According to this website,
Hartmann first came to his conception in an interesting way. In the 1980s, he was studying people who have nightmares and noticed that they could also readily recall other vivid or colorful dreams even if they didn’t qualify as nightmares. These people seemed to him especially “sensitive,” “vulnerable,” or “imaginative,” in contrast with other people who came across as more “solid,” “stoic,” or “persevering.” He suspected that there are real brain and body differences between thin and thick boundary people, and he developed a questionnaire to gain more insight.
You can find that questionnaire here. A shorter version here (with quick scoring results).  He has administered it to hundreds of student artist and musicians, the vast majority who tested positive for “thin boundaries” while non-artists were much less likely to do so, supporting the thesis that sensitivity and creatively are linked.  People’s test results ended up on a bell curve; I tended to the “thick-boundary” side of the curve, unsurprisingly to me.

Thin-boundary people let more sensory data in — more from the eyes, the ears, the tongue, the body, the nose. Most “insensitive” people have a strong filter for “irrelevant” sensory information so as to make the world easily navigable; those with HSP and thin-boundaries have much less ability to turn off this stream. The only time I have experienced anything similar is on LSD. To me, it sounds like all these sensitive folks are on a low dose of LSD their entire lives.  I found a little confirmation of this from this blog of a HSP:
HSPs can get relaxed, chatty, and uninhibited without alcohol--and can take blissful mental "trips" without LSD. A few lucky HSPs who were around in the 1960s even avoided those dangerous experiments with drugs, because nothing our friends seemed to experience on drugs seemed much more interesting than what we experienced while meditating
Life is just way more intense for them, in both good and bad ways.

How the above relates Wagner

So, what is this information doing here? Wagner can’t fill in those self-tests, but there can be no doubt that his letters and autobiography scream out the answers. If you have been reading my blog, I hope it is already fairly clear to you that these psychological categories—a highly sensitive, high sensation-seeking person with thin boundaries—describe Wagner to a T, and far better than any DSM pathological category, may I add. I believe this complex of character traits is at the very heart of his personality, explains a tremendous amount about him and creates a more sympathetic understanding of what went wrong—and what went right—with Wagner. If I had more time and space, I could demonstrate point by point how closely he matches all the principal traits of people who are highly sensitive and sensation-seeking and thin-boundaried, but I don’t really have that luxury in my world right now—it would be a book—so I will highlight some of the more important points. I hope by raising this, though, it will give a little more depth and complexity to Wagner’s psychological biography and that the next major biographer of Wagner will take his in-born traits into better account as he or she researches and writes it.

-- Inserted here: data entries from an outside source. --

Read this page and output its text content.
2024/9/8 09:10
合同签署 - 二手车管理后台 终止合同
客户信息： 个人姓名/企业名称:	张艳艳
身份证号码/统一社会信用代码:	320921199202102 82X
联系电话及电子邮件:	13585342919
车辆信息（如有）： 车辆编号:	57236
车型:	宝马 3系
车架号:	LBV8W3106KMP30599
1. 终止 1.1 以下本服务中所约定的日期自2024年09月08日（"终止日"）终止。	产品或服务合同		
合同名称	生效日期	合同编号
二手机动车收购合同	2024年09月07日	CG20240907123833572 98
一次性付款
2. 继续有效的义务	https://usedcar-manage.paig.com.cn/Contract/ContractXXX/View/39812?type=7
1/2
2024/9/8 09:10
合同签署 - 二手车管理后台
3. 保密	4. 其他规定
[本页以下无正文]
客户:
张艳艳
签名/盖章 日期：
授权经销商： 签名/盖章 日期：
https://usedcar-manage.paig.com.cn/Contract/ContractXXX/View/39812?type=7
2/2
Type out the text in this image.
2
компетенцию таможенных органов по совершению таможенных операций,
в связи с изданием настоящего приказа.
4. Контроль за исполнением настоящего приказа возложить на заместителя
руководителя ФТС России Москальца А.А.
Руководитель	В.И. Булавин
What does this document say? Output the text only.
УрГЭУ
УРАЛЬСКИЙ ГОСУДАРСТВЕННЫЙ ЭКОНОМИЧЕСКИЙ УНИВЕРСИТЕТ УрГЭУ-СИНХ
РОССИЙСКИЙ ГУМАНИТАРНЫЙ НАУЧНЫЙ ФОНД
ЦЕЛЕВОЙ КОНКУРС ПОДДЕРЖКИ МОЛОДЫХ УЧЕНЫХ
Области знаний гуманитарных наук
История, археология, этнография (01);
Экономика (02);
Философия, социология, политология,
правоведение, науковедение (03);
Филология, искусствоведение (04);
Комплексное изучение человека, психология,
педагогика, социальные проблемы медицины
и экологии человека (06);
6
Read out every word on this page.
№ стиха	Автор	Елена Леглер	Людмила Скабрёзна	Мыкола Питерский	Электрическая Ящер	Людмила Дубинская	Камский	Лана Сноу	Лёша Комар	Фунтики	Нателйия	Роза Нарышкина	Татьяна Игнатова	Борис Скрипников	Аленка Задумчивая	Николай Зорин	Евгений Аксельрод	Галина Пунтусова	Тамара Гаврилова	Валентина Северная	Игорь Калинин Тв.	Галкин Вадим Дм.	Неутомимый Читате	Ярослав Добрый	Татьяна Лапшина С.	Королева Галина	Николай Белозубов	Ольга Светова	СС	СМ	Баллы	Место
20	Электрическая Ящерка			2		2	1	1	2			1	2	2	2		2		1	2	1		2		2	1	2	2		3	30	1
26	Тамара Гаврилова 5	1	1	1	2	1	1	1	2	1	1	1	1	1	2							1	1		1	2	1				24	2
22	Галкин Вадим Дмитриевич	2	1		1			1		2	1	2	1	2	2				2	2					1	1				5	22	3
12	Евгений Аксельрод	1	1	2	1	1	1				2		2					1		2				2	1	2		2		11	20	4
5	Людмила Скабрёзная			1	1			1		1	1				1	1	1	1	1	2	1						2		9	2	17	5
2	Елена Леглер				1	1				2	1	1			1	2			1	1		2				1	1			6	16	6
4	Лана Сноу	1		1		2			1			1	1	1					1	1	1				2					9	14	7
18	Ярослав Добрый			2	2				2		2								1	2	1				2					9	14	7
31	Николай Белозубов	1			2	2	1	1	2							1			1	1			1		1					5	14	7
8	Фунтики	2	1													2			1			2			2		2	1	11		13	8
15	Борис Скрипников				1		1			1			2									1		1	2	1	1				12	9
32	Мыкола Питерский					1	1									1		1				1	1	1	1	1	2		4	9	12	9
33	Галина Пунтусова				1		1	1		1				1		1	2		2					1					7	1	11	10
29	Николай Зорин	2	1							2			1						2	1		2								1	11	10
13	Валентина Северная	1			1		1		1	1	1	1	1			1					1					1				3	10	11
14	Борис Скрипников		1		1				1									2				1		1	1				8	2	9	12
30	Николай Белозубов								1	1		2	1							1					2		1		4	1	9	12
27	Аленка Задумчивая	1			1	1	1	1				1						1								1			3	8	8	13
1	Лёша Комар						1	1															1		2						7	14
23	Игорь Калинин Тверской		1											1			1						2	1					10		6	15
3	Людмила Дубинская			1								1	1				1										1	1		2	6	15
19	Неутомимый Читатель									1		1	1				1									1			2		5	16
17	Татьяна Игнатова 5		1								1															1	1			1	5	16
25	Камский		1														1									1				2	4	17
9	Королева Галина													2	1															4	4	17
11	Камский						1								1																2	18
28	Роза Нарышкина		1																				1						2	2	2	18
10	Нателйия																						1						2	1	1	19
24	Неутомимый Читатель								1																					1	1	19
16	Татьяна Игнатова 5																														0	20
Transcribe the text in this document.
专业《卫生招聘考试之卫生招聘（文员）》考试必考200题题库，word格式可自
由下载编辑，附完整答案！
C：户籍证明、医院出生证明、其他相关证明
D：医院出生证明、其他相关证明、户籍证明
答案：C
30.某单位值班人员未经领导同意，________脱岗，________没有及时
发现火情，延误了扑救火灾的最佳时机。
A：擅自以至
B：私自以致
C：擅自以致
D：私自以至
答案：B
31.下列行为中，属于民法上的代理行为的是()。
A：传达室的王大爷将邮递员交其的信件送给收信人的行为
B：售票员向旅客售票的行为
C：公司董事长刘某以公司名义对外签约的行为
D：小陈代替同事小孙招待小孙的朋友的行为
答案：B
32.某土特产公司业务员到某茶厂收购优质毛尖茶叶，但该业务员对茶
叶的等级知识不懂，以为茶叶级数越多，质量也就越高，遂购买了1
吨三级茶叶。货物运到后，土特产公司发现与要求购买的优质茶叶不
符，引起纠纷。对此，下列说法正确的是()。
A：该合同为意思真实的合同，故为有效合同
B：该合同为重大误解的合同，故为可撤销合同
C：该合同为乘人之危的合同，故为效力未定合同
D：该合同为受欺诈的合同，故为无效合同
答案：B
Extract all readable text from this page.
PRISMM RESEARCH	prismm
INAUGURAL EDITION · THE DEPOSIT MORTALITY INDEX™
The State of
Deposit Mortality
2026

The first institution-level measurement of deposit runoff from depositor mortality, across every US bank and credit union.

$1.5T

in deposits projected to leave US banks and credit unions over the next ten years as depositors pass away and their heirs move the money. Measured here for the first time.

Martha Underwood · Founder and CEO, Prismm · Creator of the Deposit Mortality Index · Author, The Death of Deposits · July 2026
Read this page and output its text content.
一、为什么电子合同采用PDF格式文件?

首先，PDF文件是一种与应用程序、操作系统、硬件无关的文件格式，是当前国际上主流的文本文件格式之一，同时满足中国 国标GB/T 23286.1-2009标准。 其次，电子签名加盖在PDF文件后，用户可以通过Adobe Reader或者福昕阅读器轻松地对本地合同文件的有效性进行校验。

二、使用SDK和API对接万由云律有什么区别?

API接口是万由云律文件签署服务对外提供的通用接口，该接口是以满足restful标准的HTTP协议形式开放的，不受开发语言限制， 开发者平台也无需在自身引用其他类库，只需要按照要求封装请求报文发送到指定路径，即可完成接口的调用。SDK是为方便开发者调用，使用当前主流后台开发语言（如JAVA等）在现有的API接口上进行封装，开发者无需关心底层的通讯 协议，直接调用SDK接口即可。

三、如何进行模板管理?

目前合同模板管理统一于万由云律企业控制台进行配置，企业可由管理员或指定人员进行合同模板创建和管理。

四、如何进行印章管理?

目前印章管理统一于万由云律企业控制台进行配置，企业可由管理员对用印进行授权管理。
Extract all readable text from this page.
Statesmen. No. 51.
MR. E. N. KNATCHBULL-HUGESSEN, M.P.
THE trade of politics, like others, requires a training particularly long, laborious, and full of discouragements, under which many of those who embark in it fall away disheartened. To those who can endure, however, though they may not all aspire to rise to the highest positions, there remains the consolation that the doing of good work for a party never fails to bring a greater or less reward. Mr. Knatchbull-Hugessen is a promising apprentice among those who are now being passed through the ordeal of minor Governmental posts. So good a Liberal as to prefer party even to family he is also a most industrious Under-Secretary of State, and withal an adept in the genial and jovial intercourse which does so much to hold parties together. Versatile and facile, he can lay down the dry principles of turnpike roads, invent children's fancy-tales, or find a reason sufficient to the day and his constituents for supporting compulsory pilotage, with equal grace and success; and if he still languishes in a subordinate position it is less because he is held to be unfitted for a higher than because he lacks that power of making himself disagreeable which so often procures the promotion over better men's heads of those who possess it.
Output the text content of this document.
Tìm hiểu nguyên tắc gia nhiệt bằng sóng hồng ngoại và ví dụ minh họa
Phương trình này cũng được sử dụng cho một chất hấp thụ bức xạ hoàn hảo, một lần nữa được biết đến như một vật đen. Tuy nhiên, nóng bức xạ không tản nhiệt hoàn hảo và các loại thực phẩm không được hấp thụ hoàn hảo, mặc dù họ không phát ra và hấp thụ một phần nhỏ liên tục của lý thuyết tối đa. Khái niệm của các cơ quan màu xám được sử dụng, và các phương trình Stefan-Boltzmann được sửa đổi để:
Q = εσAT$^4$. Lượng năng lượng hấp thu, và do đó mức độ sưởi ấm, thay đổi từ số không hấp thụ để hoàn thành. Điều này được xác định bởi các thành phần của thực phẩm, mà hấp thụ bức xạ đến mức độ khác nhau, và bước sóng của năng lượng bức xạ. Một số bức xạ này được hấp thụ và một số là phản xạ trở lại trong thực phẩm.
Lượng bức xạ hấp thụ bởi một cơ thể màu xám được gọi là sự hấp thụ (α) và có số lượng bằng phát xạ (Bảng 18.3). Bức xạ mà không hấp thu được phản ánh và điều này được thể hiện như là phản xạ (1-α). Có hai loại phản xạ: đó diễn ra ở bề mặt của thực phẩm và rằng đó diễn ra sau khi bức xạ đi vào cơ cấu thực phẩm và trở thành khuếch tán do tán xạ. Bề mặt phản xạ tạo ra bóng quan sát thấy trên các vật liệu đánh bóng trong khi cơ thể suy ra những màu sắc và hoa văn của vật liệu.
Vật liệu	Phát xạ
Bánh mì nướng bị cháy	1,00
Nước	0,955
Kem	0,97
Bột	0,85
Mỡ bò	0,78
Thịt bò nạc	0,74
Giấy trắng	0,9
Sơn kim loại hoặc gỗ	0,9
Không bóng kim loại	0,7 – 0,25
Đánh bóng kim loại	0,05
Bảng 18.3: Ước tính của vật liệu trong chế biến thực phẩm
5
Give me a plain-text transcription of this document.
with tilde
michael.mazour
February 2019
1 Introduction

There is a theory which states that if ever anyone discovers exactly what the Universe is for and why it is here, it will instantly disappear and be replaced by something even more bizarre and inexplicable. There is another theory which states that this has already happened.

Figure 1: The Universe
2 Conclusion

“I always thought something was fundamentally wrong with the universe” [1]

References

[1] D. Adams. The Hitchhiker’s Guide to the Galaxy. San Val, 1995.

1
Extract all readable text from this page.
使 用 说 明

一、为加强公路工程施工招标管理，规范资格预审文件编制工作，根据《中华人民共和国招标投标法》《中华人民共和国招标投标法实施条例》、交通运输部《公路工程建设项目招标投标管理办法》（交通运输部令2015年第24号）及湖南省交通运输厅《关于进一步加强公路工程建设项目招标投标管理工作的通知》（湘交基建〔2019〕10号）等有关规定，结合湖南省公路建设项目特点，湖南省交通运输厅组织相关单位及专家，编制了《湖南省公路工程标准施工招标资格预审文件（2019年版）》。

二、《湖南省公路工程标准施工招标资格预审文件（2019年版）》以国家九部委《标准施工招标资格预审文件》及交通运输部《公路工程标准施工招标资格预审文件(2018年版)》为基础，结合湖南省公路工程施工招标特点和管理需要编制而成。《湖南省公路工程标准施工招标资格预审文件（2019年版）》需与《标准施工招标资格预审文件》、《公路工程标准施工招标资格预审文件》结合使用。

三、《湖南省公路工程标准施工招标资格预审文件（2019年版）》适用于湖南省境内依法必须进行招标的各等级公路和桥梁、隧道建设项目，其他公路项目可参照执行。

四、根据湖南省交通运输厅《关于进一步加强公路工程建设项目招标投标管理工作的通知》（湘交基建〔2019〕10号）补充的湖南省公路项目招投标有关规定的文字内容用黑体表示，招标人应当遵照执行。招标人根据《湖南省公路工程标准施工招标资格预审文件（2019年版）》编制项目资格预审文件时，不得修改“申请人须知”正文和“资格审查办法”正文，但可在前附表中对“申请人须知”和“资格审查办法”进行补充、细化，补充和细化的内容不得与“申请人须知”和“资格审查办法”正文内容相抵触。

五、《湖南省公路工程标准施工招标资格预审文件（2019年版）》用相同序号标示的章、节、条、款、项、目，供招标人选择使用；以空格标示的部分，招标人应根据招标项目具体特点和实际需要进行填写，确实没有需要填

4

One of the key “bad” traits of high sensitive people is the feeling of overwhelm and frazzled nerves and the resultant need for peace and quiet. This was the story of his life.

Wagner was forever complaining about his nerves and had to frequently stop work for long stretches – weeks or months – to heal. “My nerves are shattered,” he wrote to Franz Liszt in 1850.6 In 1852 to his friend Theodor Uhlig he wrote, “I do not know whether it comes from inside me, or from outside, if I am again unwell. As far as my bodily functions are concerned, I must say that I am tolerably healthy: but – my nerves!”7 Later in the year, again to Uhlig, he wrote, “The time I spend at work never lasts more than 2 hours; through working for 5-6 hours, as I often used to do in the past, I seriously overtaxed my nerves.”8 Two months later, on a mountain trek to calm his nerves, he writes: “I am walking a lot, and am very good on my feet; only my head continues to be a source of dissatisfaction: my cerebral nerves are in an appalling state: overexcitement or lassitude — but no real sense of calm!”9 To his friend Julie Ritter, he further explained his artistic/mind problem: “I had previously completed the poem of the “Walküre” in the space of a month, without any interruption, and I could tell only too well from the results of this exertion how things really stood with me. My cerebral nerves were so badly affected that I found myself (other people can understand none of this) in a desperate state, but this much at least was clear, namely that if I am to produce anything else, it can only be achieved by subjecting my entire nervous system to the most elaborate course of treatment.”10 And subject himself he did—to months of a dietary and water cure. But, alas, he was never really cured as he pointed out “there is only one true remedy – and that is for me to be someone other than I am.”11

And so it went for the rest of his life. In a letter in September of 1882, writing from his last home in Venice several months before his death, he wrote to Angelo Neuman, “I am still suffering from the effects of nervous exhaustion to which I can hope to put an end only by lasting and undisturbed rest. I am doing all I can to make this possible.”12

In terms of his sensory sensitivity, I would like to give you a little portrait of his creative process as an example.  By way of preamble, in this letter to his Franz Liszt he writes about his creative needs:

...if I am obliged once more to plunge into the waves of an artist’s imagination in order to find satisfaction in an imaginary world, I must at least help out my imagination and find means of encouraging my imaginative faculties. I cannot live like a dog, I cannot sleep on straw and drink common gin: mine is an intensely irritable, acute, and hugely voracious, yet uncommonly tender and delicate sensuality which, one way or another, must be flattered if I am to accomplish the cruelly difficult task of creating in my mind a non-existent world.13


Now, he has been greatly mocked for the letter above, but I personally think it is just the truth, and I don’t feel the need to judge him as others seem to do.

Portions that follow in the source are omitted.